Carr is far from the pantomime villain his critics paint him as: his arguments over the future development of information technology are based not on a wilful mistrust of IT, but on the analysis of the economics of modern computing and comparison with other industries. “Most of IT – 70% to 80% – is infrastructure, commoditised, non-strategic,” said Carr. “It is hard to understand, inflexible, buried in technical jargon.”
On top of that, vast swathes of the IT infrastructure lies idle and under-utilised for the majority of the time Carr added.
For servers, utilisation rates hover between 10% and 30%; storage servers represent a minor improvement at 25% to 50% utilisation; but desktop PCs are the worst, where utilisation is around the 5% mark. In effect, business is paying for huge quantities of computing power that does not get used.

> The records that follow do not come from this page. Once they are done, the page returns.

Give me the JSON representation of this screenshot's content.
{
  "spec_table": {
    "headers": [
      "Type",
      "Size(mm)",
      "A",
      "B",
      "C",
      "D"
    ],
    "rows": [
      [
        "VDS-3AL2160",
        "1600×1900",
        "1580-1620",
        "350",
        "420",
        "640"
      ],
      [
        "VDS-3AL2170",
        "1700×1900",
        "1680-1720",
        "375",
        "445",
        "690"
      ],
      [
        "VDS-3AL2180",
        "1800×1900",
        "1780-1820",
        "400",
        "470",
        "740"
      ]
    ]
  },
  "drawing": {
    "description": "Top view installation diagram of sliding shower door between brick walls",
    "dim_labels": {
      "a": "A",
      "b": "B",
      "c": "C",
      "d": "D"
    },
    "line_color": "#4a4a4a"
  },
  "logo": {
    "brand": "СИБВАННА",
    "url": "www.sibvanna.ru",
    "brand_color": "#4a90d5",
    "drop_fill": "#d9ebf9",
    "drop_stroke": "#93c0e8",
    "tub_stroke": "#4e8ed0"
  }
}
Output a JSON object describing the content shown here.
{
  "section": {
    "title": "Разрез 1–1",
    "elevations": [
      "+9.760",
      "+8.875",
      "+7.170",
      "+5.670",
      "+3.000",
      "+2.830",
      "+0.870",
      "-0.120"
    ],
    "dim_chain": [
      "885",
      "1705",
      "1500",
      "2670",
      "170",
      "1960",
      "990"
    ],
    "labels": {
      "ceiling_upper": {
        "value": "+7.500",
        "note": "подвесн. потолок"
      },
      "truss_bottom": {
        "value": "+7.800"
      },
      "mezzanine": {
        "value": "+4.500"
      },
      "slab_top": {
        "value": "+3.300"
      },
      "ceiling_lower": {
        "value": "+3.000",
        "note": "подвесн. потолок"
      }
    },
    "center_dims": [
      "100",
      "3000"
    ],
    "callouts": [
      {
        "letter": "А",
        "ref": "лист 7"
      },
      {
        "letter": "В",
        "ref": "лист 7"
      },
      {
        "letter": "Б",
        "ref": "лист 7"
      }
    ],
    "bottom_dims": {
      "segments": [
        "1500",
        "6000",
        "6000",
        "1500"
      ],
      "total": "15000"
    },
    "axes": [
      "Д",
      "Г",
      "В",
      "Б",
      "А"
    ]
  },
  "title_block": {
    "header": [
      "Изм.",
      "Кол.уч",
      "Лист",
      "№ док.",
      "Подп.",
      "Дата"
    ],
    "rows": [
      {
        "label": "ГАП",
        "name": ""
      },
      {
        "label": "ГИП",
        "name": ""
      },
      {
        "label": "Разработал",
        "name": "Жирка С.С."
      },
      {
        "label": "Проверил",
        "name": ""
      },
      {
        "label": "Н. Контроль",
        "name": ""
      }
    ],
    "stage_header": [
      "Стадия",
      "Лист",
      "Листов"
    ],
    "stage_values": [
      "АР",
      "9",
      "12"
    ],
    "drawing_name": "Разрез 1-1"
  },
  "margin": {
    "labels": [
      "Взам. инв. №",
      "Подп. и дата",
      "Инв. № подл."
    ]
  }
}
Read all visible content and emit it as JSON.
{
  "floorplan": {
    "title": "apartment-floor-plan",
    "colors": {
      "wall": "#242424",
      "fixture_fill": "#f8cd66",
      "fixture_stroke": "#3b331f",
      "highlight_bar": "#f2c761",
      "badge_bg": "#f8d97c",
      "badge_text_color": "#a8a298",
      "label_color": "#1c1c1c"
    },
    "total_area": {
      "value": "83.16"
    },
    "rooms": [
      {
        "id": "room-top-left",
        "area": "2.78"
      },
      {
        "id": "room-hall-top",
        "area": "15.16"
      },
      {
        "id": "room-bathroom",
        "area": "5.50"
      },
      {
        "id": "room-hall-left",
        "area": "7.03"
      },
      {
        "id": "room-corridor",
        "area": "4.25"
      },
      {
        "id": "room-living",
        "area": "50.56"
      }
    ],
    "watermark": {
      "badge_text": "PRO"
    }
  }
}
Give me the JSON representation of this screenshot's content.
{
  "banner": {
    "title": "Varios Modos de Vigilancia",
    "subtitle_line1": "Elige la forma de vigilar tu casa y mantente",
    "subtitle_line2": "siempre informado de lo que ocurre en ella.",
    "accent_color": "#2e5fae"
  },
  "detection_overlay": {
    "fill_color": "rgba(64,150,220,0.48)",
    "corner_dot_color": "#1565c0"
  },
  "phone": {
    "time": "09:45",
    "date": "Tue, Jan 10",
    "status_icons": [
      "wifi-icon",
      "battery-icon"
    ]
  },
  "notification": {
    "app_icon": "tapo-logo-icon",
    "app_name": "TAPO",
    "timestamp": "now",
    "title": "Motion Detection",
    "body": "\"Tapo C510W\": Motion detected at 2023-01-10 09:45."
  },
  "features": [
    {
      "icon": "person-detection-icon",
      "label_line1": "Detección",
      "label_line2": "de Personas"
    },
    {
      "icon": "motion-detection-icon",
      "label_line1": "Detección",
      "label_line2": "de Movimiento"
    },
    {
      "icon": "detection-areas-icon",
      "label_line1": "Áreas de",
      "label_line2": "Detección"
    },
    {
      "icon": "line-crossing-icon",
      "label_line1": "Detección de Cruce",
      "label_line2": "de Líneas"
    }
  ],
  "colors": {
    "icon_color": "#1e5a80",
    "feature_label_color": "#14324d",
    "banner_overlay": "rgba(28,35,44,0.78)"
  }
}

Such utilisation rates would kill investment stone dead in any other area of the business, said Carr: it is simply too inefficient to be sustainable. “You simply have to ask: Is the current model the most efficient way to operate? If it’s not, a new model will replace it.”
For those in the audience uncomfortable with the picture Carr painted, there was no let up. Not only does the IT function stand accused of being grossly wasteful, the substantial investments already made in IT are not helping the business, said Carr. For most businesses, IT dominates capital expenditure and yet on the most part, adds very little value to the business, he said. “The vast majority of the CIO’s budget is being spent on basic, undifferentiated infrastructure: 70%, 80%, 90% is about keeping the lights on.”
The IT function is only really adding value around the margins, explained Carr, with most of the money being spent on routine tasks, such as maintenance; little of the budget goes on innovation, and even then, innovation can be rapidly copied by competitors.
But Carr also explained that he was not there to bury the IT function, but to emphasise the need for change. Technologies such as virtualisation were helping drive up utilisation rates; web services promise to make the sharing of infrastructure between applications easier than ever; and advances in systems management are making it possible to consider the automation of IT.
The convergence of these technical advances will make the move to utility computing an irresistible trend, said Carr: “For too long, organisations have had to be in the IT business as well as operate in their core business.”
Inevitably, a utility model of computing will allow businesses to remove the overhead of having to operate IT infrastructure, much in the same way that factories once replaced their own generators with electricity drawn from a grid. In much the same way, he explained, business leaders need to move beyond the attachment to owning IT infrastructure and look for the most economical way to obtain processing capability.
This move will not happen overnight, conceded Carr: models for metering the use of computing resources and pricing systems still need to be figured out. For many large businesses, the first stage will be to set up internal utility services, he added.
“The transitional phase will last for some time: data centres are not going to be moth-balled overnight. But as the technology advances, it represents an opportunity to drive down IT costs in business.”
However, it is those business executives that manage the transition smoothly, and who plan in advance how they can use utility computing to strip out operating costs for their business, that will gain the real competitive advantage, Carr concluded.